Dans Geer and Conway have their new "For Good Measure" column up where they deprecate cost-benefit in favor of cost-effectiveness. It is a great column to learn about cost-effectiveness. The part that leverages true/false positives/negatives is particularly useful to folks trying to work out effectiveness of any controls. They also indirectly show a process that can be used to calculate ROI in security.

The only piece I take issue with is the initial assertion that cost-benefit is worthless. This, of course, is flawed. If you are operating in the interests of your enterprise, you can't opt-out of cost-benefit, you can only obscure it.

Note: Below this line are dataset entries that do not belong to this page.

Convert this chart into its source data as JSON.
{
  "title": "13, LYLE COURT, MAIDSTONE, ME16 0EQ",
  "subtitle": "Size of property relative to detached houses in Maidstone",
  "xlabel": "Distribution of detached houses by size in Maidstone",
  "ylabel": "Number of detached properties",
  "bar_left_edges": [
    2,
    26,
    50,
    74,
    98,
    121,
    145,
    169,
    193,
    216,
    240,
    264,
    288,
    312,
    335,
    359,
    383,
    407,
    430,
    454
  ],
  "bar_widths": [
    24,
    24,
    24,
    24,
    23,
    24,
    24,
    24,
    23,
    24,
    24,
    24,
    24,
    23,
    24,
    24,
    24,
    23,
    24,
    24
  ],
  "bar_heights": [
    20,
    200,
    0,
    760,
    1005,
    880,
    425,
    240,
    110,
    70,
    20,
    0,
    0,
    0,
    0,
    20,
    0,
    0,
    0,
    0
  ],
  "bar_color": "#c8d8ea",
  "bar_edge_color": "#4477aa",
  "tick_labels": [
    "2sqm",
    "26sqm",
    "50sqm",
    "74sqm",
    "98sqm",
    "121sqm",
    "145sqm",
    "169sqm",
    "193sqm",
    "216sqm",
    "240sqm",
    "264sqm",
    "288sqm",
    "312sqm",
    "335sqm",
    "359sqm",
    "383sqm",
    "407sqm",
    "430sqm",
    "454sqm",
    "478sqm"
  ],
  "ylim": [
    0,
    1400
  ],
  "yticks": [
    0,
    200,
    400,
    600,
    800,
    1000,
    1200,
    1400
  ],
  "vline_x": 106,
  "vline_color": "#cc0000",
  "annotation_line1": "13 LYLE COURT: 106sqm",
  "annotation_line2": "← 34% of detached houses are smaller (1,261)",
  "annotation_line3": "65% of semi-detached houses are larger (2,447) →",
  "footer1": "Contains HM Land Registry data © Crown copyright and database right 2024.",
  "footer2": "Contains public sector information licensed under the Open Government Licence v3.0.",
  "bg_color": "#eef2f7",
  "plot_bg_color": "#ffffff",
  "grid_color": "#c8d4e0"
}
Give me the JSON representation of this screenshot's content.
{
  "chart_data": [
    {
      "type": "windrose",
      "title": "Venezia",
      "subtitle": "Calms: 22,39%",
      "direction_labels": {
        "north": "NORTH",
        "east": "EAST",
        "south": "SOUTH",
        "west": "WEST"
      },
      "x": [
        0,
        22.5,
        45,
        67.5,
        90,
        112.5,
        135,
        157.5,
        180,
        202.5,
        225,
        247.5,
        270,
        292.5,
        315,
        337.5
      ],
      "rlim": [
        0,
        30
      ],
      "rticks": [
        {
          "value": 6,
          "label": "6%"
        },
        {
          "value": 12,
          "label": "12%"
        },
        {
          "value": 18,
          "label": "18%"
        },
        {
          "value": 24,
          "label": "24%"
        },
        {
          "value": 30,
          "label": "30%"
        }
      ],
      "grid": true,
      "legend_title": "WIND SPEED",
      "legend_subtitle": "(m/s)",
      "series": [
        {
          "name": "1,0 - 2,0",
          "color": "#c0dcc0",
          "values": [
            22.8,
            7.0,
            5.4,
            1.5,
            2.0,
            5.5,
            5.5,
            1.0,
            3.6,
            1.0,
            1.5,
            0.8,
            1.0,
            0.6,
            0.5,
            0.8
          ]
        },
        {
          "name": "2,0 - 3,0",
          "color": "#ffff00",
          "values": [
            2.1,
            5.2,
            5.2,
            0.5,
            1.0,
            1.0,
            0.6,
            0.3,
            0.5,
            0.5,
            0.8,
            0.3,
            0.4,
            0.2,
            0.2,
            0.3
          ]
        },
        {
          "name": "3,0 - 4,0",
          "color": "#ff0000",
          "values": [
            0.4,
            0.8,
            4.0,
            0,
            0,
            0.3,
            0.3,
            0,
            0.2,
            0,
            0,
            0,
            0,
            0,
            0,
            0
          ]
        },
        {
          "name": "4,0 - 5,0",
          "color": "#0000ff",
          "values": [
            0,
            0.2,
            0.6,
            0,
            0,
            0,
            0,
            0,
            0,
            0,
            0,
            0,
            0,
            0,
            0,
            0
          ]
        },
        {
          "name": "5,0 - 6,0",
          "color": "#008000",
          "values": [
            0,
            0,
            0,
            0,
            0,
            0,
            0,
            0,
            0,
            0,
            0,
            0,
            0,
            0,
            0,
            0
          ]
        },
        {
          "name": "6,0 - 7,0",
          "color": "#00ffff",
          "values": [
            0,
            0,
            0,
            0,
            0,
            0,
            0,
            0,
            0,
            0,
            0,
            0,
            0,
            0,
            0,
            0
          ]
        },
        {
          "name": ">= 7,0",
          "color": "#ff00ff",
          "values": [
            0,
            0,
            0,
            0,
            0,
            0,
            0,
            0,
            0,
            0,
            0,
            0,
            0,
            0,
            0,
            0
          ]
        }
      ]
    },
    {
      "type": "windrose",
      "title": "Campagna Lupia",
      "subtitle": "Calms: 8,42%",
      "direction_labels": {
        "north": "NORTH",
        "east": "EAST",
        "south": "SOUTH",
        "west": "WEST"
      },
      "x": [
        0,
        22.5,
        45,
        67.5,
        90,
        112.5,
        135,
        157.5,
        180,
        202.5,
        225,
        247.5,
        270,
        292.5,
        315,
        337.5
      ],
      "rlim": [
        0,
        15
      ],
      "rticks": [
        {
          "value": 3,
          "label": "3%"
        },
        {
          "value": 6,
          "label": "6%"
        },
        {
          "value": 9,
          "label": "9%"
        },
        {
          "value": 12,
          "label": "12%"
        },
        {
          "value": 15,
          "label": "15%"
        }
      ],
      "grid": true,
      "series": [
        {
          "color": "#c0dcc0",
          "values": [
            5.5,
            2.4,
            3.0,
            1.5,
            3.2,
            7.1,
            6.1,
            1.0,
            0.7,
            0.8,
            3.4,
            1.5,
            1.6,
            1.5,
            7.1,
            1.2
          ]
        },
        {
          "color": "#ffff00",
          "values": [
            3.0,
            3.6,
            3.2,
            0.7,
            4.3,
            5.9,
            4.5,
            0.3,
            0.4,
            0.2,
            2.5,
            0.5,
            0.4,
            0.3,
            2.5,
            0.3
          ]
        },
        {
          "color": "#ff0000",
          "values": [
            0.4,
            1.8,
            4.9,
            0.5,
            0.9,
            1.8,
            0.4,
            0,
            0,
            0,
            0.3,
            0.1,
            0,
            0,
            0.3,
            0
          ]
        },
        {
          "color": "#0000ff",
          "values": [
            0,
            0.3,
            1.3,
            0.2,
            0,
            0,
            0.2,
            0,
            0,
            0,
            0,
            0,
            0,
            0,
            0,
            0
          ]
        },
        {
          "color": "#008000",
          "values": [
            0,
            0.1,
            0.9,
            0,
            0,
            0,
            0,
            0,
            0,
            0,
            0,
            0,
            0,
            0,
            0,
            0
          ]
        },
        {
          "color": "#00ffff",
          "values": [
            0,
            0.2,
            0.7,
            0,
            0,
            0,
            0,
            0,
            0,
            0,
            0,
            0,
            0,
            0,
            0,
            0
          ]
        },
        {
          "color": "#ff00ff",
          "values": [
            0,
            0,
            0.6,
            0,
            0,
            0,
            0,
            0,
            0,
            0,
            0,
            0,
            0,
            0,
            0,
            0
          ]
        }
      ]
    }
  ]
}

Luckily, the meaning detective is at work to show you the light ;-) .

The article shows its true colors in the last paragraph of the first page:

The first test, if used alone, would leave you with nearly a million false positives—too many to
fix; the second test, if used alone, would cost you $100,000,000—completely unaffordable; but used together and in that order, you find 90% of the flaws for US$11,233.34 apiece.

Do you see all the value statements in the paragraph? the phrase "too many" and the word "unaffordable" topped with an implicit assumption that the $11,233.34 (note the impact of perceptual contrast) must somehow be "affordable" all suggest that the value is not worth it in the first two cases and clearly worth it in the final one. So we have a rudimentary confidence interval of expected value between the "unaffordable" $100,000,000 and an "affordable" $10,000,000 (the $11k times 900 vulns).

A more detailed analysis would factor in risk to make the full value judgement, and there we have the makings of value which can be used in a cost-benefit analysis.

It is clear that the authors are working from experience to assess what is "worth it" or not. That is what we all do. But we shouldn't ignore the fact that we are making value judgements all the time and we can (should, and in many cases must) translate that with a bit more rigor, lest we end up spending too much in the first place.